The coalition opposing the law has already filed an appeal and an emergency motion to stop the law from being enforced. Tumlin says they expect a preliminary decision from the Eleventh Circuit Court of Appeals as soon as next week, and that the coalition is “completely confident” the appellate court’s opinion on the Alabama law will fall in line with what other federal courts have expressed on similar immigration laws.
For many immigrant rights activists and for the attorneys involved with the case, the most surprising part of the decision was that it allowed the K-12 schooling-related provision to go through. The provision would require public schools to count the number of undocumented children who attend them. Opponents of the law believe that asking schools to count undocumented children would have a “chilling effect” on the right to a public education.
It’s a prediction that appears to be coming true already.
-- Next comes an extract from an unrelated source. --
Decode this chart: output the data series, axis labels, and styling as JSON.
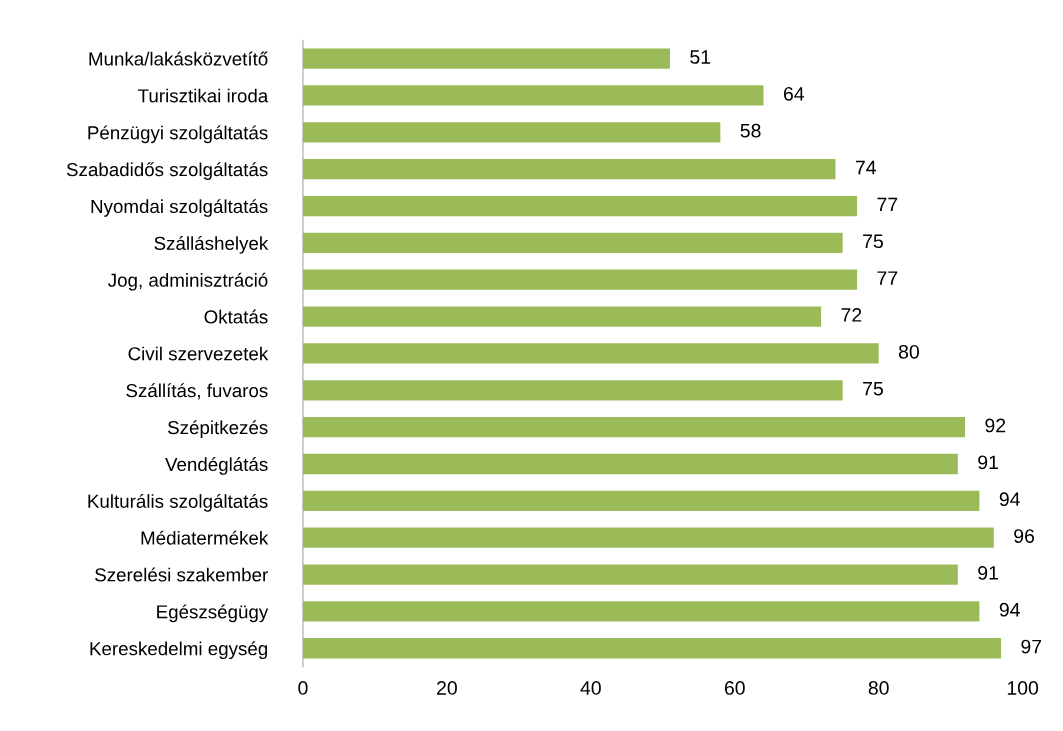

The Mobile Press-Register reported Friday Hispanic children attending Alabama public schools are showing up distraught, or not attending class at all:
Many of the 223 Hispanic students at Foley Elementary came to school Thursday crying and afraid, said Principal Bill Lawrence.
Nineteen of them withdrew, and another 39 were absent, Lawrence said, the day after a federal judge upheld much of Alabama’s strict new immigration law, which authorizes law enforcement to detain people suspected of not being U.S. citizens and requires schools to ask new enrollees for a copy of their birth certificate.
Even more of the students — who are U.S. citizens by birth, but their parents may not be — were expected to leave the state over the weekend, Lawrence said.
Using K-12 schooling to regulate immigration was ruled unconstitutional by the Supreme Court under a 1982 case, Plyler v. Doe. That’s why “nothing like this has ever really happened before,” according to Tumlin.
But Judge Blackburn didn’t address the constitutional issue of the K-12 schooling section directly, instead saying in her decision the plaintiffs did not have the legal right to challenge that part of the law.
It’s a paradox of the work of groups that challenge laws like Alabama’s, in that they are frequently unable to stop a law they argue will infringe certain rights because defendants will argue in response that you aren’t legally allowed to challenge a law that hasn’t hurt anybody yet. Of course, that means the law will necessarily have to go into effect before its offending provisions can be challenged. Tumlin says it’s a problem that occurs “more often than you would think.”
It’s why the federal government, when challenging the Arizona and Alabama laws, chose to avoid civil rights-related challenges, focusing on arguing that state-level immigration enforcement preempts federal law. And it’s this argument that has had the most success in stopping the new immigration laws from going into effect.
Tumlin said she believes that the decision “was a rallying cry for immigrant rights activists.”
Other groups agree. “This law harkens back to similar laws in Alabama’s past. We have been down this road before, and this is not a part of Alabama’s history that bears repeating,” said Janet Murguía, president of the National Council of La Raza, in a statement. “Judge Blackburn’s decision endangers the civil rights and public safety of every Alabamian and the education of every child in the state.”
Pressure from Hispanic groups appears to be having results, at least at the federal level. The U.S. Justice Department says it is reviewing immigration laws in Utah, Georgia, South Carolina and Indiana in order to determine whether they will file similar lawsuits to those carried out in Arizona and Alabama.
In the meantime, the Alabama law is in effect. For the undocumented, life in the state is about to change. “I can’t imagine what I would do if I were in that situation,” Lawrence told the Press-Register. “I’d be pulling my children close to me as well, doing whatever I needed to do.”